Quand pourrons-nous retrouver une "vie normale" ? C'est la question que tout le monde se pose actuellement, alors que la Belgique comme plusieurs autres pays européens sont plongés dans un second confinement. Restaurants, bars, coiffeurs... ont dû fermer leurs portes, fin octobre, pour une durée indéterminée. Et si certains voyaient dans l'arrivée du vaccin une porte de sortie de cette crise qui se prolonge, le président du Conseil scientifique français, Jean-François Delfraissy, a quelque peu douché leurs espoirs. " L'arrivée du vaccin n'aura pas d'impact sur le premier trimestre 2021 et très peu sur le deuxième", a-t-il estimé dans une interview au Parisien. Ce début d'année ne sera pas différent de 2020."

Appelant les Français à faire un "dernier effort", l'immunologue a jugé qu'il ne sera pas possible avant un certain temps de retrouver une série de comportements, considérés autrefois comme normaux. "Il faut rester extrêmement prudents encore 3 à 6 mois", a-t-il ajouté, insistant sur le risque "non-négligeable" de troisième vague en janvier. 

Fêter Noël, mais pas Nouvel an

Malgré tout, Jean-François Delfraissy voit de la lumière au bout du tunnel, espérant que les premiers effets de la vaccination puissent être observés dès l'été 2021. Mais, en attendant, il a mis en garde contre des fêtes de fin d'année qui pourraient être dévastatrices.
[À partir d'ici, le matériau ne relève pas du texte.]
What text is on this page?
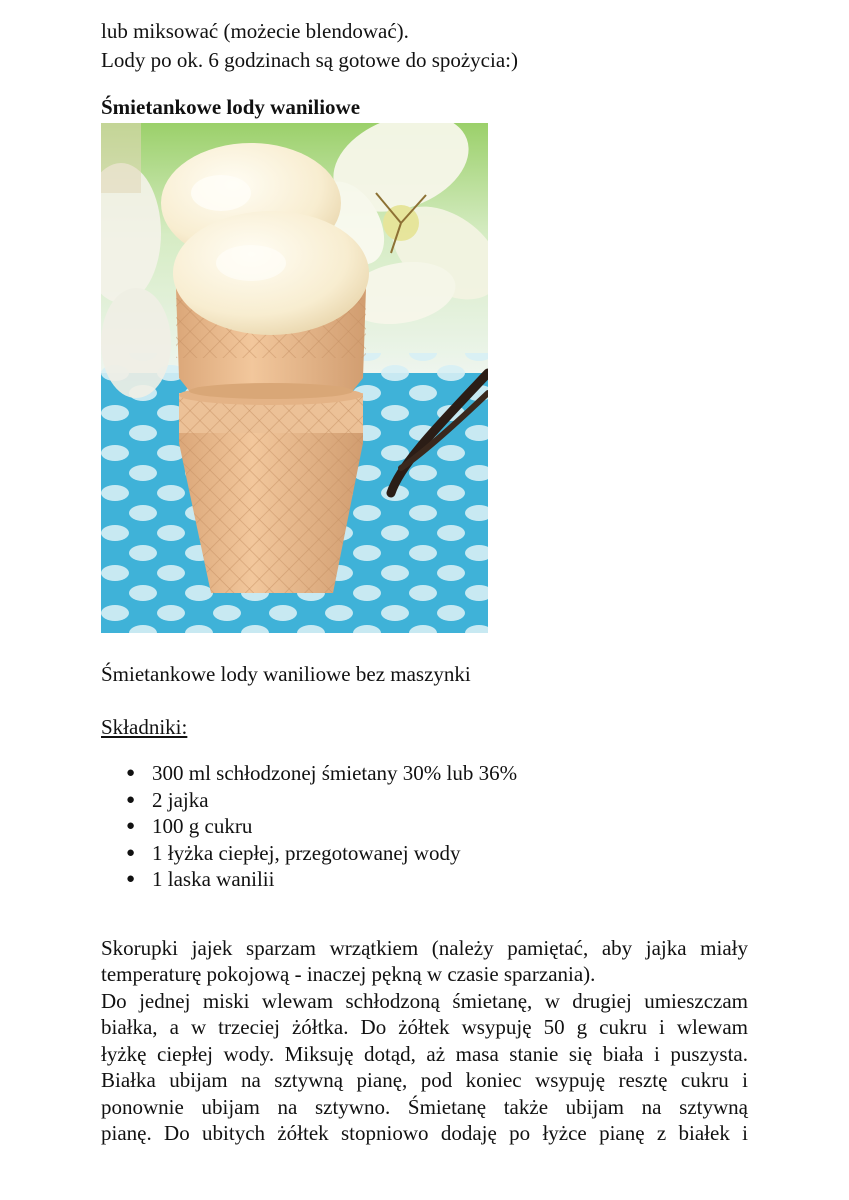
lub miksować (możecie blendować).
Lody po ok. 6 godzinach są gotowe do spożycia:)
Śmietankowe lody waniliowe
Śmietankowe lody waniliowe bez maszynki
Składniki:
● 300 ml schłodzonej śmietany 30% lub 36%
● 2 jajka
● 100 g cukru
● 1 łyżka ciepłej, przegotowanej wody
● 1 laska wanilii
Skorupki jajek sparzam wrzątkiem (należy pamiętać, aby jajka miały
temperaturę pokojową - inaczej pękną w czasie sparzania).
Do jednej miski wlewam schłodzoną śmietanę, w drugiej umieszczam
białka, a w trzeciej żółtka. Do żółtek wsypuję 50 g cukru i wlewam
łyżkę ciepłej wody. Miksuję dotąd, aż masa stanie się biała i puszysta.
Białka ubijam na sztywną pianę, pod koniec wsypuję resztę cukru i
ponownie ubijam na sztywno. Śmietanę także ubijam na sztywną
pianę. Do ubitych żółtek stopniowo dodaję po łyżce pianę z białek i
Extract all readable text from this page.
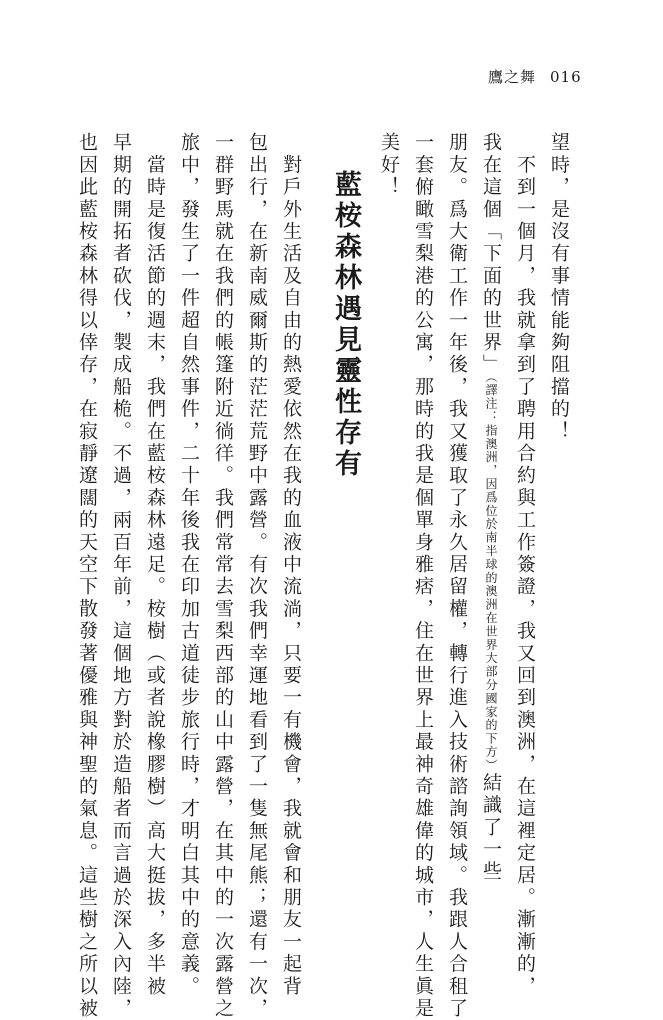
鷹之舞 016
望時，是沒有事情能夠阻擋的！
　不到一個月，我就拿到了聘用合約與工作簽證，我又回到澳洲，在這裡定居。漸漸的，
我在這個「下面的世界」（譯注：指澳洲，因爲位於南半球的澳洲在世界大部分國家的下方）結識了一些
朋友。爲大衛工作一年後，我又獲取了永久居留權，轉行進入技術諮詢領域。我跟人合租了
一套俯瞰雪梨港的公寓，那時的我是個單身雅痞，住在世界上最神奇雄偉的城市，人生眞是
美好！
藍桉森林遇見靈性存有
　對戶外生活及自由的熱愛依然在我的血液中流淌，只要一有機會，我就會和朋友一起背
包出行，在新南威爾斯的茫茫荒野中露營。有次我們幸運地看到了一隻無尾熊；還有一次，
一群野馬就在我們的帳篷附近徜徉。我們常常去雪梨西部的山中露營，在其中的一次露營之
旅中，發生了一件超自然事件，二十年後我在印加古道徒步旅行時，才明白其中的意義。
　當時是復活節的週末，我們在藍桉森林遠足。桉樹（或者說橡膠樹）高大挺拔，多半被
早期的開拓者砍伐，製成船桅。不過，兩百年前，這個地方對於造船者而言過於深入內陸，
也因此藍桉森林得以倖存，在寂靜遼闊的天空下散發著優雅與神聖的氣息。這些樹之所以被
C'est pourquoi il a recommandé aux Français de fêter Noël avec parcimonie, suggérant de couper la famille en deux et de dresser un buffet apéritif. Il a également jugé qu'il était plus raisonnable de ne pas célébrer la Nouvelle année, pour minimiser les risques de propagation du virus dans différentes bulles.

Enfin, il est revenu sur la note controversée émise par le Conseil scientifique à l'égard des précautions à prendre avant Noël. Comme l'a expliqué le Premier ministre Jean Castex, il a été suggéré par les experts que les enfants n'aillent pas à l'école jeudi et vendredi, pour limiter les risques de contamination à Noël. Un avis qui a suscité la polémique outre-Quiévrain, que ce soit dans les familles ou dans le corps enseignant. "Cette note n'est pas une consigne mais un accompagnement des Français qui n’en peuvent plus des contraintes et qui ont envie, comme vous et moi, de fêter Noël sans voir repartir l’épidémie, a conclu M. Delfraissy. Il n’y a aucun changement de doctrine, cela ne préfigure en rien une fermeture des classes à la rentrée."